Digital World Acquisition Corp. DWAC, the special purpose acquisition company that was set to merge with Donald Trump’s media company behind the Truth Social platform, is struggling to complete the deal and is now facing another setback.
What Happened: Digital World announced in an 8-K filing with the SEC late Friday that it has received termination notices from private investment in public equity, or PIPE, investors representing about $138.5 million in financing.
While announcing the proposed business combination with Trump Media & Technology Group in December 2021, Digital World said it has entered into securities purchase agreements with certain PIPE investors for subscribing to 1 million preferred shares in the SPAC at a purchase price of $1,000 per share. This would have fetched the company gross proceeds of up to $1 billion through the private placement.
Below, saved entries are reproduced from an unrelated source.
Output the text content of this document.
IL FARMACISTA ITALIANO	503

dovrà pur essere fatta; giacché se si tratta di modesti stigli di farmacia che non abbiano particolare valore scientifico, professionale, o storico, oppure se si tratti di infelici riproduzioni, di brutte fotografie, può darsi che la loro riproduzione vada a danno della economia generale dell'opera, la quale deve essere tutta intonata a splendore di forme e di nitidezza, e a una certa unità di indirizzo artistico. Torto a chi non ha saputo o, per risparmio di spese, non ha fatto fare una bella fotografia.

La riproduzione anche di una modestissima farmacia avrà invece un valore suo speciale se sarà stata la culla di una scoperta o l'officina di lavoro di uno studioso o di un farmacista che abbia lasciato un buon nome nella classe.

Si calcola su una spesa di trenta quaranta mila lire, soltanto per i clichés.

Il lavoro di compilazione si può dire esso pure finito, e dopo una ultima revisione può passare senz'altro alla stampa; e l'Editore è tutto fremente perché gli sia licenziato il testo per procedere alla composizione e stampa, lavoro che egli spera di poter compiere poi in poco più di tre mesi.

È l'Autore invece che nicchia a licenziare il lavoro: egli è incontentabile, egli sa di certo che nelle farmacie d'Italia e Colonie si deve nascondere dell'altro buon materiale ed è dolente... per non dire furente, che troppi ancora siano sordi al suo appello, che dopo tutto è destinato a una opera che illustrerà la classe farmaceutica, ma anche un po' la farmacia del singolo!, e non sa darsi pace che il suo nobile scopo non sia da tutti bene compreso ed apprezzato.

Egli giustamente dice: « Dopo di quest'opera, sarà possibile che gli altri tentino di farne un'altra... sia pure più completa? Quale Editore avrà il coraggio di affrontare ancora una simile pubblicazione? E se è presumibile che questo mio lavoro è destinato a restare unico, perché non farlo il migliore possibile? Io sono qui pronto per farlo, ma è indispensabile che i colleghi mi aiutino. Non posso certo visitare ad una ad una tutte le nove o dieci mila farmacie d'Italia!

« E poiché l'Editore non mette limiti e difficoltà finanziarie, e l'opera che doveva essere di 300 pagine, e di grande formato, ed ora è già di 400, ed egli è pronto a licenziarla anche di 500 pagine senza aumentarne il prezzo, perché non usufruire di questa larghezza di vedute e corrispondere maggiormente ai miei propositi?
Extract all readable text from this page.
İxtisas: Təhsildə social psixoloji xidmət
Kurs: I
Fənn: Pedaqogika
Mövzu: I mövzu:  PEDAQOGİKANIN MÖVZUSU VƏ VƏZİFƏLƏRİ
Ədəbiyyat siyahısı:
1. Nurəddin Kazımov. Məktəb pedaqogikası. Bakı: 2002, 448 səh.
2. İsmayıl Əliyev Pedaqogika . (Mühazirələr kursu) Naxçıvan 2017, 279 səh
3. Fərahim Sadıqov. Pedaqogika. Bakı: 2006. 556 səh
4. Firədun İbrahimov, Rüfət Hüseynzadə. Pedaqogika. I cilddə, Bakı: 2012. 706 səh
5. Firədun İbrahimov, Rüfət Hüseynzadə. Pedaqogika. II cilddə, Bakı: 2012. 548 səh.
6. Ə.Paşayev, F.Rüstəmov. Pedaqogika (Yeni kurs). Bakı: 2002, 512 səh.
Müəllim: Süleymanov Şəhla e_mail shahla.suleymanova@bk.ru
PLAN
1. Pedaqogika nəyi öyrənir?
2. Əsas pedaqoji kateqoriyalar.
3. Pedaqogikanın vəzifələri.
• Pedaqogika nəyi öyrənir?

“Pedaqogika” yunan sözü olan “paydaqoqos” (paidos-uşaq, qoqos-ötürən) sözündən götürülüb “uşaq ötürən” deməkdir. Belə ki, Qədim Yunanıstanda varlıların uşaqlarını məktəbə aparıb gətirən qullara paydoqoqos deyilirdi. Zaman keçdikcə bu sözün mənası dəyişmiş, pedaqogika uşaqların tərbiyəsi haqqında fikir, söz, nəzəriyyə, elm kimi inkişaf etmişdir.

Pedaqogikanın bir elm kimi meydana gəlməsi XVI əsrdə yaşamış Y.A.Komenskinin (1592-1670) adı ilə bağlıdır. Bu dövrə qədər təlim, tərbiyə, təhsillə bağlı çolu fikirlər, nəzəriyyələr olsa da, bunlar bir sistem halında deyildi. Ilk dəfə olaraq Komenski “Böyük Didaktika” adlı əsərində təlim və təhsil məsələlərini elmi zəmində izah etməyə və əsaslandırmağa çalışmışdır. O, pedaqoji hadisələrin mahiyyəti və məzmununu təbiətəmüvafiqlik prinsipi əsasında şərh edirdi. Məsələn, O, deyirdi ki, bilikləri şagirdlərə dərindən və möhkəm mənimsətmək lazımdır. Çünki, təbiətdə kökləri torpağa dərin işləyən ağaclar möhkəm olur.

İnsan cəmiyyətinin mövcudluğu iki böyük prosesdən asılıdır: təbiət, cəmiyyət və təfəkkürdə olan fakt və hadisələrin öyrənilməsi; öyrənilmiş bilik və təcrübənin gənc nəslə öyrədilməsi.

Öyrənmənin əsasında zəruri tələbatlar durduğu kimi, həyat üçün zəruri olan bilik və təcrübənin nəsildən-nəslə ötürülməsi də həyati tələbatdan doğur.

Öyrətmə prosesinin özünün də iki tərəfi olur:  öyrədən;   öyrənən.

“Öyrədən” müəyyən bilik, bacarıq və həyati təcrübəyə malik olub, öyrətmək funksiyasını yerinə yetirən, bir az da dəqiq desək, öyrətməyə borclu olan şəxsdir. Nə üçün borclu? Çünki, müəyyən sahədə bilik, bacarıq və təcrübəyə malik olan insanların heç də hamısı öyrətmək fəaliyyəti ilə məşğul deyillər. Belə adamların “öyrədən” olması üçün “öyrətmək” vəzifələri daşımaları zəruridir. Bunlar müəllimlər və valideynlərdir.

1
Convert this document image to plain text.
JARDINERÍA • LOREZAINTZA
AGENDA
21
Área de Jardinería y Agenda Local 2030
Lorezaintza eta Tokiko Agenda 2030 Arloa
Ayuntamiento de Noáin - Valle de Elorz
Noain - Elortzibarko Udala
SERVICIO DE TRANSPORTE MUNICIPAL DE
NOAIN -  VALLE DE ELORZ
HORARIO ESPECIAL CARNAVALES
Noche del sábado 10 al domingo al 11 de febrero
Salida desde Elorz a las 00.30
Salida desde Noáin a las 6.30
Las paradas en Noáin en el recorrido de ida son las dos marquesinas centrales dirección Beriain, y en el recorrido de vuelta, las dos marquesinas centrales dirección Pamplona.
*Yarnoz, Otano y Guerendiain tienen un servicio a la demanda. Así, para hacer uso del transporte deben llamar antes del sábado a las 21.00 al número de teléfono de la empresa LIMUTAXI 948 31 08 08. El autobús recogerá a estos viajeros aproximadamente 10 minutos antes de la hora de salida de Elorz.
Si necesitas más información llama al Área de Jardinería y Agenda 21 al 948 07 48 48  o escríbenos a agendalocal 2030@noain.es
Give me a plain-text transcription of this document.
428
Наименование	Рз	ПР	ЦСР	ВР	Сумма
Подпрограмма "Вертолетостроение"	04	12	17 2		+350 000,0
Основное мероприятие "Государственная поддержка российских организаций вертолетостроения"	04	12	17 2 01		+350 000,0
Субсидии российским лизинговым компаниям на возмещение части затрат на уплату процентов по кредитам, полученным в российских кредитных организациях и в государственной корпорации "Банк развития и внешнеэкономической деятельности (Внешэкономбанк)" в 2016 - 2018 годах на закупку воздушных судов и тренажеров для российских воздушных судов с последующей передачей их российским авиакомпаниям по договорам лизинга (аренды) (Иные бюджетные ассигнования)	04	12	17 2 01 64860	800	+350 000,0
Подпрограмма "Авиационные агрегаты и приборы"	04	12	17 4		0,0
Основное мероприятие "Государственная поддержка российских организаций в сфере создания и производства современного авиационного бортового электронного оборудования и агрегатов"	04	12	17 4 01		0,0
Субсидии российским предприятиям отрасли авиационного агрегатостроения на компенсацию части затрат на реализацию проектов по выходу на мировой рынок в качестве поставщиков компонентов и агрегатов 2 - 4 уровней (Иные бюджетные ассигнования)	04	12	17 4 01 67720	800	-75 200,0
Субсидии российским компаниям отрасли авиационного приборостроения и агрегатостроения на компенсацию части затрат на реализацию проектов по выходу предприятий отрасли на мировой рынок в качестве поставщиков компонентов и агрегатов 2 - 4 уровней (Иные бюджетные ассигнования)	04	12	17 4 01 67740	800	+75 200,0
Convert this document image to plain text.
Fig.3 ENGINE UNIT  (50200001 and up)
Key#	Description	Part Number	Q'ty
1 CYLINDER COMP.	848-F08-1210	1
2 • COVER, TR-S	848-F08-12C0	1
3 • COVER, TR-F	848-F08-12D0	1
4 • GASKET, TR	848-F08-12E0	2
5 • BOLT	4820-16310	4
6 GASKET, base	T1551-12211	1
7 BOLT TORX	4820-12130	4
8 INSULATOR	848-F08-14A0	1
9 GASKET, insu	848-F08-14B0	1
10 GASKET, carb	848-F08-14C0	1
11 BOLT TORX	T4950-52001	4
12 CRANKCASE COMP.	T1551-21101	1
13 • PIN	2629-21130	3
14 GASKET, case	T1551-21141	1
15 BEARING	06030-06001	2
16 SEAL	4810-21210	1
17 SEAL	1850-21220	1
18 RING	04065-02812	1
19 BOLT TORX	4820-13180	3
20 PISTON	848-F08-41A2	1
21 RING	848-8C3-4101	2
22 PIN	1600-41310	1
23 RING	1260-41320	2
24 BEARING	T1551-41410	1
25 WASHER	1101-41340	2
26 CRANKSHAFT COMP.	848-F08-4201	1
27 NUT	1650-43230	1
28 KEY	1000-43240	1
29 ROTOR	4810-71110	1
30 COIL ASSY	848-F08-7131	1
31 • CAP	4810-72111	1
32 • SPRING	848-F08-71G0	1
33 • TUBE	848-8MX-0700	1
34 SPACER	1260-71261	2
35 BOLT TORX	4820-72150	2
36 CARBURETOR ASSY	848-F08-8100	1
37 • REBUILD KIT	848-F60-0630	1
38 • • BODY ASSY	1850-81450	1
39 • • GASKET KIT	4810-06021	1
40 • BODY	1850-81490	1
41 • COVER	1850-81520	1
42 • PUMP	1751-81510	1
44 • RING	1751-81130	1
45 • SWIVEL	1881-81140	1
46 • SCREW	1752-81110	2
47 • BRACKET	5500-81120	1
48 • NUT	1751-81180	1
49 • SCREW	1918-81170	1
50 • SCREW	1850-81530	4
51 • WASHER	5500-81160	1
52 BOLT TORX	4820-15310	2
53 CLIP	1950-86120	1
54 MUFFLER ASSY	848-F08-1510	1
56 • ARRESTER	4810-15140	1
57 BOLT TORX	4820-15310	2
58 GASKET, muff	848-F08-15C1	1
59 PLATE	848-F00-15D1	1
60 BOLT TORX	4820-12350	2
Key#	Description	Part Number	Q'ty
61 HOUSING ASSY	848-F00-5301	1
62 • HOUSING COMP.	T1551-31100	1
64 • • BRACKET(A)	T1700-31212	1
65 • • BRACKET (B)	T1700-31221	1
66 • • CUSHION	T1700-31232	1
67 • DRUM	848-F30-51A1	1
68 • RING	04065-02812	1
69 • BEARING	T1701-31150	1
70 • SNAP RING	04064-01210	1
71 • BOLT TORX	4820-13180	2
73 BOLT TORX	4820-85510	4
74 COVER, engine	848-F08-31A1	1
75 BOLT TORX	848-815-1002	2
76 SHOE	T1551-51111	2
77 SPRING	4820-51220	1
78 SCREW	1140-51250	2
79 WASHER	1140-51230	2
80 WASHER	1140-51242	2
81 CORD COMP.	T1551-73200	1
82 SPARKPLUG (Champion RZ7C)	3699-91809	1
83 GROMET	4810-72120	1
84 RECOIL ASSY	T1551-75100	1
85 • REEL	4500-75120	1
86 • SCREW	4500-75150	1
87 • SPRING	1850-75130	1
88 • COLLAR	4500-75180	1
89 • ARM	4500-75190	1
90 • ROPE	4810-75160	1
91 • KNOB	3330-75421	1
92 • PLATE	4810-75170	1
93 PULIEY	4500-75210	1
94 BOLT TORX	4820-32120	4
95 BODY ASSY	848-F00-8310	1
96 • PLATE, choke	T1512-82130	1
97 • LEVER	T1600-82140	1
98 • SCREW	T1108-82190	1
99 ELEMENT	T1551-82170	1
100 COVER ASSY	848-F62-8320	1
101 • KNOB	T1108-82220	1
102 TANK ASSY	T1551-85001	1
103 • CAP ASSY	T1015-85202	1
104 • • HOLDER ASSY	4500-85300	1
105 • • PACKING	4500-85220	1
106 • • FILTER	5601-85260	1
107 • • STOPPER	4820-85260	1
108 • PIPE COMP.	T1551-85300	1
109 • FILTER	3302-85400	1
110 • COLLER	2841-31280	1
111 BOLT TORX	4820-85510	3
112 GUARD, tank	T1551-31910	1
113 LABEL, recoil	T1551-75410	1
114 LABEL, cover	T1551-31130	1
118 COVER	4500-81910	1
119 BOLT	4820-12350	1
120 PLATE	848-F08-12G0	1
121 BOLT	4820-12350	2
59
The agreement with the PIPE investors provided for them to terminate their financing commitment if the closing of the PIPE has not occurred on or before Sept. 20.
Digital World also said in the filing that the PIPE investors may restructure the PIPE or renegotiate the terms in light of the PIPE closing conditions, evolving market and regulatory conditions.
Why It’s Important: Earlier this week, the FT reported that PIPE investors are seeking better terms or, in other words, reducing the conversion rate of the preferred shares so that it becomes viable for them.
With the SPAC deal pushed out due to a pending regulatory review, Digital World unilaterally extended the closing timeline by three months after failing to get concurrence from shareholders for an extension. The SPAC’s shareholders will meet in October 2022 to decide on the fate of the deal.
If the deal is not consummated, TMTG will be deprived of the $1.3 billion cash infusion it is supposed to get from Digital World.
Digital World closed Friday’s session at $16.50, down 2.48%, according to Benzinga Pro.